A three-year-old saga over a US Army plan to buy more Airbus UH-72A Lakota helicopters opened yet another potentially lengthy chapter after Leonardo filed a new legal challenge just as a federal appellate tribunal rejected the last one.
The latest twist in the legal wrangling puts Airbus’ final assembly plant for the UH-72A in Mississippi at risk, despite funded army plans to 51 more Lakotas after the lawsuits are resolved and up to 113 more in the long-term.
“The last aircraft rolls off of the delivery line February 28,” says Chris Emerson, president of Airbus Helicopters Inc. “After that, we don’t have any work on that line.”
The last delivery represents the 423rd UH-72 assembled at the Columbus, Mississippi factory since 2006, when Airbus began delivering aircraft under the light utility helicopter contract.
The legal challenges started eight years later. In 2014, the US Army announced a plan to buy 155 more UH-72As to supplement the light utility helicopter fleet and take over a new role as a replacement for the Bell Helicopter TH-67 Creek trainer.

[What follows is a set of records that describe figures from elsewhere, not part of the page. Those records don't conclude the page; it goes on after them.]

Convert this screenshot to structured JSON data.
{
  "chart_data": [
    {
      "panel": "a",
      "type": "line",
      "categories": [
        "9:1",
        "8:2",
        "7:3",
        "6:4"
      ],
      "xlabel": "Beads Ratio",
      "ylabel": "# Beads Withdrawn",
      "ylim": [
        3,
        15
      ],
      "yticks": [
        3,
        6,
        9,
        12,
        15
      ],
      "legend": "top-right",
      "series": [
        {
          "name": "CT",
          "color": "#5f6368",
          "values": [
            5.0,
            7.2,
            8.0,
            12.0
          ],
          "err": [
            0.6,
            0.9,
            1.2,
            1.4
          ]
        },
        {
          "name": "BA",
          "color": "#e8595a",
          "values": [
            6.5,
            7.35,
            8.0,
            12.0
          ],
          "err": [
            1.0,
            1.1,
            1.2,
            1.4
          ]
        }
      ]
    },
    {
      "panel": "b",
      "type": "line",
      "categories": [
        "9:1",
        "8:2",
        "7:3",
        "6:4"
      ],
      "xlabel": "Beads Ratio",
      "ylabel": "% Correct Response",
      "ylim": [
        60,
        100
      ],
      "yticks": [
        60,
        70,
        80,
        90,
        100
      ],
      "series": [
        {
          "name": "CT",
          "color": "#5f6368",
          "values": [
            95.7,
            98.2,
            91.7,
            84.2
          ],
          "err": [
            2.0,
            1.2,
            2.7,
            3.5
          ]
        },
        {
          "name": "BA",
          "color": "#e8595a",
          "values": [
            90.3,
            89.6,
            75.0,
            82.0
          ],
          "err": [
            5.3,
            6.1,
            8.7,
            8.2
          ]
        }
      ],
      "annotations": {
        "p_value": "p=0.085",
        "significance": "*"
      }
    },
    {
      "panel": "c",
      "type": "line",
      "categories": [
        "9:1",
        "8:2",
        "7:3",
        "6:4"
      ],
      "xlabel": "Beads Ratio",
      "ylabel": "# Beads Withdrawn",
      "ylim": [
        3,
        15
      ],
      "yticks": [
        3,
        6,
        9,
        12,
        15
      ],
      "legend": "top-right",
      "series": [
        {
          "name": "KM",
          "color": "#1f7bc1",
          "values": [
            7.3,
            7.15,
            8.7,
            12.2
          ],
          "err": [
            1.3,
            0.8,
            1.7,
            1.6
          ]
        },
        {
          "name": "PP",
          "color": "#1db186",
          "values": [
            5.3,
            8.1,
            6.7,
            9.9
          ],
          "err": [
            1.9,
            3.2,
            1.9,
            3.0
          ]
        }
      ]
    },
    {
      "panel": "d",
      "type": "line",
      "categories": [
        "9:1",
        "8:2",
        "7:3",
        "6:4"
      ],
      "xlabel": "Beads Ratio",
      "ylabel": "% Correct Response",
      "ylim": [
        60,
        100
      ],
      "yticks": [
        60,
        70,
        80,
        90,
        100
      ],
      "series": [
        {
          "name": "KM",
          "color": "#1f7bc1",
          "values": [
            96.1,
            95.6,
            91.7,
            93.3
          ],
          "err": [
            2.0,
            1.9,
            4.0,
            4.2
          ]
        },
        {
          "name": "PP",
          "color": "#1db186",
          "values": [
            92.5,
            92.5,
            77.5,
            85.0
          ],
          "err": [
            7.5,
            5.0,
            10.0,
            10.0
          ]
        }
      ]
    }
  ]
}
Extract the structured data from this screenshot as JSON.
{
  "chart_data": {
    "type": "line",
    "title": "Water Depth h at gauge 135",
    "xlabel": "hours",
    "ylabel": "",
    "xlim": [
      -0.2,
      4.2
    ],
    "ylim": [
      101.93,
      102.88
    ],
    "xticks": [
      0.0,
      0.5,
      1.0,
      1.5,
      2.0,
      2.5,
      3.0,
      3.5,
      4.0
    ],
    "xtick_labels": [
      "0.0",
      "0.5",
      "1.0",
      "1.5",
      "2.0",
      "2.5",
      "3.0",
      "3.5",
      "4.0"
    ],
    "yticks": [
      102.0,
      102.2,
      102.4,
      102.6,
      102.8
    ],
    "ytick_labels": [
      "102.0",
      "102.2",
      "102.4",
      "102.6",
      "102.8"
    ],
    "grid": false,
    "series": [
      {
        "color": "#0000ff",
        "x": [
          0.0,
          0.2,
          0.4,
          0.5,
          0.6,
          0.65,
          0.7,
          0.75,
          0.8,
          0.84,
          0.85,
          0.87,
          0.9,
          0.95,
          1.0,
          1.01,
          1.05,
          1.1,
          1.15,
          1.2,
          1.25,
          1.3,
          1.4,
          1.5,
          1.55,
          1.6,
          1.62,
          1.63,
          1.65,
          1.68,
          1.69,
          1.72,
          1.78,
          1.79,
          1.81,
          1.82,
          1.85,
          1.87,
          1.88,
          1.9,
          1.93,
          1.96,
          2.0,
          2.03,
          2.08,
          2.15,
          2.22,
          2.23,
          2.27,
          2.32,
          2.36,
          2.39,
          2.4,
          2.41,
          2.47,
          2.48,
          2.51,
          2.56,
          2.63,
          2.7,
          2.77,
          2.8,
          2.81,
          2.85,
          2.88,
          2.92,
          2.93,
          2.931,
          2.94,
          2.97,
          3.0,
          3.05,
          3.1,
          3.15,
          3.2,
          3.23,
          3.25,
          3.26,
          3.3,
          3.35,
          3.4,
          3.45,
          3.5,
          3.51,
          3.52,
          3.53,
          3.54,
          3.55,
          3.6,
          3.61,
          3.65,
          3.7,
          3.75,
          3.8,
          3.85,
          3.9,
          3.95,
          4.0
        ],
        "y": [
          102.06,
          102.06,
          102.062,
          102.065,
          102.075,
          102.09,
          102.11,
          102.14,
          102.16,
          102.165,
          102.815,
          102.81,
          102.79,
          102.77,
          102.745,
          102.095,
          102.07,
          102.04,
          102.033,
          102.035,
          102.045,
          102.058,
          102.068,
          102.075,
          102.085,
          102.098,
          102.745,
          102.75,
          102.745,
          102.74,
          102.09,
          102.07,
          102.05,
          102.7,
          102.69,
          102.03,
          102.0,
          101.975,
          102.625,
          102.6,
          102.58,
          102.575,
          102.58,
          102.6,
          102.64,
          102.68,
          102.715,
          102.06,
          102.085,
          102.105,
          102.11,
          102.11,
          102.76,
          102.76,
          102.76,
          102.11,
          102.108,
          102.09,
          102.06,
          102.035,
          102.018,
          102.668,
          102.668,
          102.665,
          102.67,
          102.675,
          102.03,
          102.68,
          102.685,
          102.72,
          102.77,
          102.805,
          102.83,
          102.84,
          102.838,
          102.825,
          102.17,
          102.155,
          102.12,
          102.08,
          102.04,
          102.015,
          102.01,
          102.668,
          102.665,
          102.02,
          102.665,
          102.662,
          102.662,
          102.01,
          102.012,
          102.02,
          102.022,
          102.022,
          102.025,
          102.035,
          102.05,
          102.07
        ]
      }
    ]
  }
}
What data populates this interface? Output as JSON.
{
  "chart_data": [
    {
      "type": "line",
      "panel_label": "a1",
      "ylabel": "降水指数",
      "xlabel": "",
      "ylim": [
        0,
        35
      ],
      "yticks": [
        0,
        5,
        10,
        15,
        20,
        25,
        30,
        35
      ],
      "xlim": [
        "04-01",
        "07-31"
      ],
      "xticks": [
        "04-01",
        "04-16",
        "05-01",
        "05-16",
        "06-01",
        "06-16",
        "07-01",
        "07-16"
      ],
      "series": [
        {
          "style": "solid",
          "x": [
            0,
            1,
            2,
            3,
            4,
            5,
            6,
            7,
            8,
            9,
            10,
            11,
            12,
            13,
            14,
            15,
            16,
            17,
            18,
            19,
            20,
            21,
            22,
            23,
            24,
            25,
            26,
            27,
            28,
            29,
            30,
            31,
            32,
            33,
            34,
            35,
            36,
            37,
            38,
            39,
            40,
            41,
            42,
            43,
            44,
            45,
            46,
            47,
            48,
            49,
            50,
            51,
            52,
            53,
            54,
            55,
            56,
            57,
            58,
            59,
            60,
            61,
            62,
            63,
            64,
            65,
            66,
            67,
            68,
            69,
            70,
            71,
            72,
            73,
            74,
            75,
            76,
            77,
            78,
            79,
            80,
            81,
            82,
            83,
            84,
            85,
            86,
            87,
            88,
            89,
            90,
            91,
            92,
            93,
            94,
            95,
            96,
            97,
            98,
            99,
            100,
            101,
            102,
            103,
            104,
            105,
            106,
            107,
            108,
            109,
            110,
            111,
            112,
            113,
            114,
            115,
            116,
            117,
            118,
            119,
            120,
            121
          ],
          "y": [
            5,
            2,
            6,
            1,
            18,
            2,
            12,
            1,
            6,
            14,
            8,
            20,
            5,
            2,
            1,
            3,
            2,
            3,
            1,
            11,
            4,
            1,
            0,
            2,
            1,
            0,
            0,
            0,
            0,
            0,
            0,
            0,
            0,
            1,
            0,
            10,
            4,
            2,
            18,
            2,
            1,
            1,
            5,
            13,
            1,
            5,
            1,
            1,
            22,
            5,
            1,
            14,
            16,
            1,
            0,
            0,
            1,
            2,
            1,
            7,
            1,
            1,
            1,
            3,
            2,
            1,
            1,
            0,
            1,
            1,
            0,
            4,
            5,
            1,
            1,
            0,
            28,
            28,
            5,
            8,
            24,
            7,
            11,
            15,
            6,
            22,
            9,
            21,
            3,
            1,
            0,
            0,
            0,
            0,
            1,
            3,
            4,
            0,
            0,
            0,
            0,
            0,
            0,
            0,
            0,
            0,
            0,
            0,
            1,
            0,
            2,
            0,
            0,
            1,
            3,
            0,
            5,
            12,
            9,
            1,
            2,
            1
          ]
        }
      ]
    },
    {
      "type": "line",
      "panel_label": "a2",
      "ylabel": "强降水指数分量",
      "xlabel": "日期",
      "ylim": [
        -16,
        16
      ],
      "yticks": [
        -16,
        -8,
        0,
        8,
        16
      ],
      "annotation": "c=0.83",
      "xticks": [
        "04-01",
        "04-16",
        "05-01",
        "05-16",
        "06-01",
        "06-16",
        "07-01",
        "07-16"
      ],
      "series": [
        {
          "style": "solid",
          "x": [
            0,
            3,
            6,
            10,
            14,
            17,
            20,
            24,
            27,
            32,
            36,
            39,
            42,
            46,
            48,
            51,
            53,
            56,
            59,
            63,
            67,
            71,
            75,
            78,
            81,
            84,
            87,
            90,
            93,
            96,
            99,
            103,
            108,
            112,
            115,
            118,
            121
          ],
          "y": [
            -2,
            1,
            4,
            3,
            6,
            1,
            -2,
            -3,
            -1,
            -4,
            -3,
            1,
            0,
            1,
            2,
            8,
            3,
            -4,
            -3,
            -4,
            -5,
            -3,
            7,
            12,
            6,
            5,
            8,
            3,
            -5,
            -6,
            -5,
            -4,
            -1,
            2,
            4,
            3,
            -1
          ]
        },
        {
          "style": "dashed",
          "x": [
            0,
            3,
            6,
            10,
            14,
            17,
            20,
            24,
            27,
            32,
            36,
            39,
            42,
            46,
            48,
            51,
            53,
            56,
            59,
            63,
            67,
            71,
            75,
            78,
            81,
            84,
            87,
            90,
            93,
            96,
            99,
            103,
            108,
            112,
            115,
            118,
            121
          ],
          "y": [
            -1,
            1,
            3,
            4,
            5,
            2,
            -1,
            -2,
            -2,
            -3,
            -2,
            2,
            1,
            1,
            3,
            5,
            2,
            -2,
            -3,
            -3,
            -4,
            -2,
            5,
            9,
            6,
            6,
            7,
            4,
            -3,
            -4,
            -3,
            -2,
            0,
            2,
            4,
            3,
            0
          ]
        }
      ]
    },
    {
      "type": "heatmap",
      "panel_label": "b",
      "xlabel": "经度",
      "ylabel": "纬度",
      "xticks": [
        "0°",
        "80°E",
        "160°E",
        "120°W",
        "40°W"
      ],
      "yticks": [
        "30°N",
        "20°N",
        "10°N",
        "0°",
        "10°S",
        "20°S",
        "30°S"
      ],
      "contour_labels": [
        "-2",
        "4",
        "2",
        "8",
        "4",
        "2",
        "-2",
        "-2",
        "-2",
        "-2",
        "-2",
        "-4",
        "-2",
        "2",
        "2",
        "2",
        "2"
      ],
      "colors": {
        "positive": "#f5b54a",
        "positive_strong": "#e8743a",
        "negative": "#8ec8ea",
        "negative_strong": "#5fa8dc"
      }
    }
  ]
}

Leonardo objected to the 2014 plan on the grounds that the army was expanding the purchase beyond the requirement for light utility helicopters without holding a full and open competition. Leonardo also believes that the army should have opened the LUH contract to competitive bids after the 10-year term of the original contract expired in 2016.
Despite those objections, the army issued a justification for a sole-source deal to Airbus in 2014 for 16 more UH-72As, the maximum authorized under the original LUH contract.
The US arm of the Italian manufacturer filed a lawsuit in the Court of Federal Claims in 2014 over the army’s original decision to bypass a competition. That court agreed with Leonardo’s position a year later, sending the proceedings to an appellate court while the acquisition stalled.
Meanwhile, the army notified the court last May that it had downgraded its plan to buy 155 UH-72As ultimately to 97. With the judgment from the appellate court still pending, the army issued a new justification for a sole source contract to Airbus in late December to buy an initial batch of up to 35 UH-72As.
In early January, Leonardo filed a new lawsuit in the Court of Federal Claims to block the new sole-source contract for 35 UH-72As from moving forward. A week later, the appeals court reversed the Court of Federal Claims decision on the army’s plan to buy the first 16 UH-72As, saying the army was justified to issue a sole source contract.
Both contracts now are tied up under the new lawsuit. The army has stopped communicating with Airbus on the plan to buy 16 UH-72As until the lawsuit over the contract for 35 Lakotas is resolved, Emerson says.
On 26 January, the judge in the court of federal claims said she’ll make a decision on whether to allow Leonardo’s new lawsuit to move forward by mid-April, Emerson says.